On the front lines, Alex never stops thinking about Charlie. Alex and Mutt fight in battle after battle together, until the infamous battle of Suicide Hill, where the 442nd suffered devastating losses in an attempt to rescue a white regiment known as the Lost Battalion. After the battle, Alex and Mutt are sent to recover from trench foot, and Mutt leaves the medical camp in the night to try to retrieve the bodies of their fallen comrades, not realizing that the Germans rigged the bodies of the fallen Americans with explosives. Alex chases after him to try to warn him, but he is too late, and Mutt dies in an explosion when he tries to move a body.

Alex slips into numbness after the loss of his friend. During Alex’s time in the army and in the war, Frank never responds to any of his letters. Eventually, Alex’s unit is given leave to go to Nice for rest. Frank finally responds, apologizing for his long silence and telling Alex that he avoided contact due to his own shame that his younger brother enlisted when he did not. At Alex’s request, he provides Alex with Monsieur Shäfer’s address, and Alex tracks Monsieur Shäfer down in Nice. Monsieur Shäfer is at first reluctant to speak to Alex, but he eventually tells the young man that although he did everything he could to save Charlie, he believes that she is dead. He gives Alex the final letter that Charlie was writing to him when the police took her away.

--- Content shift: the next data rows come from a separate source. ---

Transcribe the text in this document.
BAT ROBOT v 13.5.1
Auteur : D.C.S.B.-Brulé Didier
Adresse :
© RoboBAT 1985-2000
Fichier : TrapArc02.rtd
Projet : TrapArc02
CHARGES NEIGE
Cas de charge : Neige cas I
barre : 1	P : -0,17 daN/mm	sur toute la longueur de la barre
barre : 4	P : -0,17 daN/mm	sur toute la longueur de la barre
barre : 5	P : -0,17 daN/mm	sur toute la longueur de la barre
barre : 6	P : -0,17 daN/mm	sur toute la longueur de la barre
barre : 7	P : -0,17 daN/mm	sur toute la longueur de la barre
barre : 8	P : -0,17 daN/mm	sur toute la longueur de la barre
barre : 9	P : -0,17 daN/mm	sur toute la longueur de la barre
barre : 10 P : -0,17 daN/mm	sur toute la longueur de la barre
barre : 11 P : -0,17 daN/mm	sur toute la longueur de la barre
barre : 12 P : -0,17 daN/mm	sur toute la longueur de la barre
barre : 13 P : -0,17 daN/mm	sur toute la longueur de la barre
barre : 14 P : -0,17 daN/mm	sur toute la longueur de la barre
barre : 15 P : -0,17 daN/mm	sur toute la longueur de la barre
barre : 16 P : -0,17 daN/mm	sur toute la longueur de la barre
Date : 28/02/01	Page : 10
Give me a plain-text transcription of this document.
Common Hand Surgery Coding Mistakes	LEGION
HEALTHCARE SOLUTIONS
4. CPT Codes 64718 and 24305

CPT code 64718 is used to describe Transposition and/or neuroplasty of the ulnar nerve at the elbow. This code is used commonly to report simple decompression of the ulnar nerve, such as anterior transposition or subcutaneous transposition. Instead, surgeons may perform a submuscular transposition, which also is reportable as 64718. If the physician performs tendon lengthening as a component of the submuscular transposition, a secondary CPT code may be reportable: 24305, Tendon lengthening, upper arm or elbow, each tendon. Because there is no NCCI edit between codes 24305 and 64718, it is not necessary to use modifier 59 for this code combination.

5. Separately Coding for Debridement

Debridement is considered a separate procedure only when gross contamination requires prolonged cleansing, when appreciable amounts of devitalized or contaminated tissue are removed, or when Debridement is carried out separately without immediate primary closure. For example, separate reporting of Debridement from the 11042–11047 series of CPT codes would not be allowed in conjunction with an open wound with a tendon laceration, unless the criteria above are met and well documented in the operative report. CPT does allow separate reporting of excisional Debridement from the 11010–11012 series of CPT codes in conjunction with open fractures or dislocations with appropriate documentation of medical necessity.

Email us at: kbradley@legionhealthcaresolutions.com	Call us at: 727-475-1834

Alex and his regiment are sent to Germany, where they come upon an outpost of the concentration camp at Dachau, which was the oldest and longest-running concentration camp in existence. Witnessing the horrors inflicted upon the Jewish people, Alex and his fellow soldiers help to liberate the camp, but Charlie is nowhere to be found. That night, he gets the same uncanny feeling that he did when Charlie appeared to him via the magic paper and rides out into the night searching for her, but instead he only finds the remains of a dead Jewish boy, frozen in the snow. He covers the boy with his jacket, the pocket of which still contains his portrait of Charlie.

Alex is finally discharged from the army, but he is determined to fulfill one last promise to Charlie before going home. In Paris, he finds the apartment building where Charlie lived, and the concierge confirms Alex’s worst fear: Charlie is dead. Devastated, Alex goes to Charlie’s room, where he finds that she has saved every illustration and every drawing that he has ever sent to her. Accepting Charlie’s death and the gravity of the situation, Alex sits at her desk where she wrote all of the letters to him and cries.

Alex returns to Bainbridge Island, Washington as a decorated war hero, and Frank is there to meet him at the dock. The two brothers embrace, reunited at last. Some years later, in Long Island, New York, Alex steps into the ocean with a paper lantern constructed from the pages of his latest successful comic book. He lights the lantern and sends it off over the ocean in memory of Charlie.